Children, especially neglected kids in third world countries like Liberia, need to be supported somehow, whether one likes it or not. And we know that societies the world over could allocate the obligation to support them in different way, but that is not the case. In his thesis The Republic, Plato, for example, proposes that “the children of the philosophers should be raised in common”. But in the normal functioning society, we have collectively decided, by choice and freedom, to allocate the obligation of support to parents, on the fairly sensible intuition that if parents don't want the obligation, they are free to avoid it by not producing children in the first place. Senator Weah and Ms. Gono opted to produce a wonderful child and therefore they are obligated to support and nurture that child. Fussing about it in court and through the media is not the solution, mainly when there is no need to do so. As we have seen so far, the beneficiaries of this court wahala and media frenzy are not Senator Weah and Ms. Gono nor their daughter. Rather, the haters and political opponents of the senator and his CDC party are exploiting a serious family issue needlessly.

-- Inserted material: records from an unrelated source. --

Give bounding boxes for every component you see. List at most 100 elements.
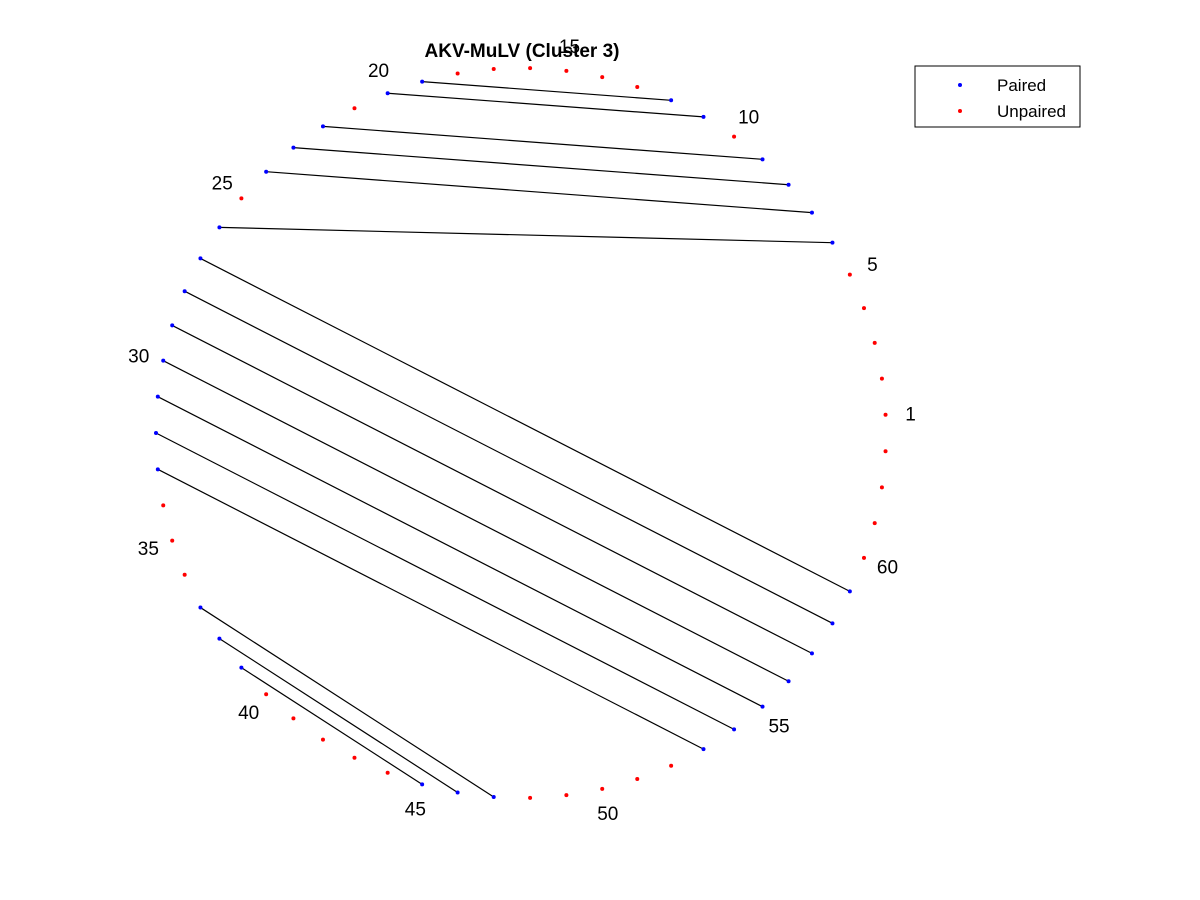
dot-38 <box>217 636 222 641</box>
pair-line-8-23 <box>293 147 789 186</box>
dot-17 <box>491 67 496 72</box>
dot-21 <box>352 106 357 111</box>
dot-3 <box>872 340 877 345</box>
dot-27 <box>198 256 203 261</box>
dot-32 <box>154 430 158 435</box>
pair-line-37-47 <box>200 607 495 798</box>
dot-52 <box>669 763 674 768</box>
dot-50 <box>600 786 605 791</box>
dot-39 <box>239 665 244 670</box>
dot-37 <box>198 605 203 610</box>
position-label-5: 5 <box>867 255 878 276</box>
dot-7 <box>809 210 814 215</box>
dot-51 <box>635 776 640 781</box>
chart-title: AKV-MuLV (Cluster 3) <box>425 41 620 62</box>
position-label-55: 55 <box>768 716 789 737</box>
nucleotide-dots <box>154 66 888 800</box>
pair-lines <box>155 81 851 798</box>
dot-25 <box>239 196 244 201</box>
dot-29 <box>170 323 175 328</box>
position-label-30: 30 <box>128 347 149 368</box>
dot-26 <box>217 225 222 230</box>
dot-47 <box>491 794 496 799</box>
pair-line-39-45 <box>241 667 423 785</box>
pair-line-38-46 <box>219 638 458 793</box>
dot-12 <box>669 98 674 103</box>
dot-20 <box>385 91 390 96</box>
dot-56 <box>786 679 791 684</box>
pair-line-12-19 <box>422 81 672 101</box>
dot-35 <box>170 538 175 543</box>
dot-60 <box>861 555 866 560</box>
dot-19 <box>420 79 425 84</box>
dot-2 <box>879 376 884 381</box>
dot-34 <box>161 503 166 508</box>
position-label-25: 25 <box>212 173 233 194</box>
position-label-50: 50 <box>597 804 618 825</box>
dot-9 <box>760 157 765 162</box>
position-label-35: 35 <box>138 539 159 560</box>
dot-33 <box>155 467 160 472</box>
legend: Paired Unpaired <box>914 65 1081 128</box>
pair-line-6-26 <box>219 226 833 244</box>
pair-line-32-54 <box>155 432 735 730</box>
dot-36 <box>182 572 187 577</box>
dot-22 <box>320 124 325 129</box>
dot-59 <box>847 589 852 594</box>
dot-54 <box>732 727 737 732</box>
dot-1 <box>883 412 888 417</box>
dot-42 <box>320 737 325 742</box>
dot-57 <box>809 651 814 656</box>
pair-line-28-58 <box>184 290 833 624</box>
dot-61 <box>872 521 877 526</box>
legend-marker-unpaired <box>958 109 962 113</box>
dot-4 <box>861 306 866 311</box>
pair-line-7-24 <box>266 171 812 214</box>
position-label-15: 15 <box>559 37 580 58</box>
position-label-60: 60 <box>877 557 898 578</box>
dot-46 <box>455 790 460 795</box>
dot-15 <box>564 68 569 73</box>
dot-5 <box>847 272 852 277</box>
dot-30 <box>161 358 166 363</box>
dot-18 <box>455 71 460 76</box>
pair-line-30-56 <box>162 360 789 682</box>
dot-31 <box>155 394 160 399</box>
dot-53 <box>701 747 706 752</box>
pair-line-9-22 <box>322 125 763 160</box>
pair-line-31-55 <box>157 396 763 708</box>
dot-24 <box>264 169 269 174</box>
dot-11 <box>701 114 706 119</box>
dot-44 <box>385 770 390 775</box>
pair-line-33-53 <box>157 468 704 750</box>
dot-48 <box>528 795 533 800</box>
legend-marker-paired <box>958 83 962 87</box>
dot-43 <box>352 755 357 760</box>
dot-62 <box>879 485 884 490</box>
dot-23 <box>291 145 296 150</box>
dot-6 <box>830 240 835 245</box>
dot-40 <box>264 692 269 697</box>
dot-28 <box>182 289 187 294</box>
dot-10 <box>732 134 737 139</box>
dot-41 <box>291 716 296 721</box>
position-label-10: 10 <box>738 107 759 128</box>
position-label-20: 20 <box>368 61 389 82</box>
dot-16 <box>528 66 533 71</box>
legend-box <box>914 65 1081 128</box>
dot-8 <box>786 182 791 187</box>
dot-49 <box>564 793 569 798</box>
pair-line-29-57 <box>171 324 813 654</box>
dot-55 <box>760 704 765 709</box>
dot-13 <box>635 85 640 90</box>
pair-line-27-59 <box>200 257 851 592</box>
position-label-1: 1 <box>905 405 916 426</box>
pair-line-11-20 <box>387 92 704 118</box>
dot-58 <box>830 621 835 626</box>
position-label-45: 45 <box>405 799 426 820</box>
dot-14 <box>600 75 605 80</box>
dot-63 <box>883 449 888 454</box>
dot-45 <box>420 782 425 787</box>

Not only is child support crucial for children as it provides necessities for a parent’s child who cannot provide for them in person, but there are also many legal consequences that a parent will face if they refuse to pay. Senator Weah cannot mistakenly refused to honor this obligation. This is precisely why he should do whatever he can to address the situation. We also know that child support can be used as a weapon for other calculated reasons, particularly in situation where the custodial parent uses the child as a pawn to extract concession or other advantages. Already, there are allegations that powerful political forces in Liberia are pushing Ms. Gono in this direction for political purposes to diminish the senator’s standing for the Liberian presidency in 2017. Considering the kind of dirty politics and tricks in Liberia, no one would be surprised at this. However, that may not really be Ms. Gono’s ideal reason and there is a need to give her the benefit of the doubt since indeed she comes across as a very decent and intelligent lady.
We therefore urge Ms. Gono and the senator to resolve these matters peacefully and out of court for the good of their child. We believe if the little girl grows up and gets to know about her father’s contribution to Liberia and humanity she will forever be proud. Equally, she will also be proud that she has a mother who has unequivocally brought to the fore-front what has traditionally being a taboo and overlooked calamity facing single parents and children in Liberia, if not Africa.